To that effect, GAB advised member banks to officially notify the association first before considering the debt swap in its present form.
It iterated in a statement as follows:
“From the uncertainty surrounding the program, GAB recommends that all banks must stay any further movement on the exchange until our demands have been met.
However, in the event that a bank may have to move forward to exchange, the MD/CEO must inform the CEO of GAB directly of the decision.”
The decision was reached after a high-level meeting with various parties, including the Bank of Ghana, debt management advisors GABS, the Vice President, the Minister of Finance, and the Vice President.
According to the intercepted document, the banking group’s leadership made multiple requests at the conference to lessen the impact of the domestic debt swap program on the banking industry.
The International Monetary Fund and Africa’s second-largest gold exporter have inked a staff-level agreement for a $3 billion bailout plan.
The board’s approval, though, depends on a successful debt restructure that lowers the nation’s debt servicing costs.
According to a Friday report, banks were reluctant to join the scheme, adding to the litany of uprisings against the domestic debt exchange.
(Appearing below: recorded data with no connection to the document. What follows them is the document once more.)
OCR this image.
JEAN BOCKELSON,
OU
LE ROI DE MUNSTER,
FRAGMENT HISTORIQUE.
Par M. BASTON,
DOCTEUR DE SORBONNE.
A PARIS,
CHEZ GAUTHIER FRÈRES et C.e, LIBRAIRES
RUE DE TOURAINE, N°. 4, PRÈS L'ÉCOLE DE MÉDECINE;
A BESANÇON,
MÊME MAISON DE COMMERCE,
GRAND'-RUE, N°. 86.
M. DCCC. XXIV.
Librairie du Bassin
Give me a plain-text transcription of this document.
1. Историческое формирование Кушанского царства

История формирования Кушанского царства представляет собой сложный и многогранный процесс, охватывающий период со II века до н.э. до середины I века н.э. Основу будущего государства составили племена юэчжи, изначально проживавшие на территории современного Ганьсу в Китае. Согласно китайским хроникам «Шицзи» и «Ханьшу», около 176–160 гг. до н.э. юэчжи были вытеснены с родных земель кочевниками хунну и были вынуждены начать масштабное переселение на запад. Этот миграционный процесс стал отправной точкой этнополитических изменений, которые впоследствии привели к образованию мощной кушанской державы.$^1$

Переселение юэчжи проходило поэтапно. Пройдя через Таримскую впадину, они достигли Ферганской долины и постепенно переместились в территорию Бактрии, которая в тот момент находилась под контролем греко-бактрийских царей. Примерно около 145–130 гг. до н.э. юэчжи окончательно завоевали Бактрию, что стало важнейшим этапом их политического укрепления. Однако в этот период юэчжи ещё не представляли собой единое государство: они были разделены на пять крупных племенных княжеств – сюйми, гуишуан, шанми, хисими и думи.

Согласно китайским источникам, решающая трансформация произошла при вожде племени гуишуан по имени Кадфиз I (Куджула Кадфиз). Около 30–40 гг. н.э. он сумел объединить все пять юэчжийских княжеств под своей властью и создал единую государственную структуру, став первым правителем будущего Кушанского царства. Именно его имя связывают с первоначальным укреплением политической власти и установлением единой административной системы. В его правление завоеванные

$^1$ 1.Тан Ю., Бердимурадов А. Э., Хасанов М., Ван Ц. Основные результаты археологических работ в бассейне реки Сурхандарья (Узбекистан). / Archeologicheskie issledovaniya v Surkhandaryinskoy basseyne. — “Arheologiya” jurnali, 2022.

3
According to the report, “the banking industry will lose over GHS 5.9 billion in income alone if the debt exchange program is implemented in its current form, experience a loss before tax of nearly GHS 14.5 billion, and have a liquidity shortfall exceeding GHS 20 billion.”
The debt exchange would result in a significant loss of jobs, according to the banks, as they would have to curtail their operations.
In order to encourage greater participation, the association wants the debt swap program sign-up date of January 16 to be extended although the deadline has already been extended twice by the government.
The Finance Minister and the French consulting firm Lazard opposed the request, despite the fact that many stakeholders at the high-level meeting seemed to support the idea of extending the deadline for a third time.
They contend that any further extension of the deadline will undermine the debt swap program’s credibility.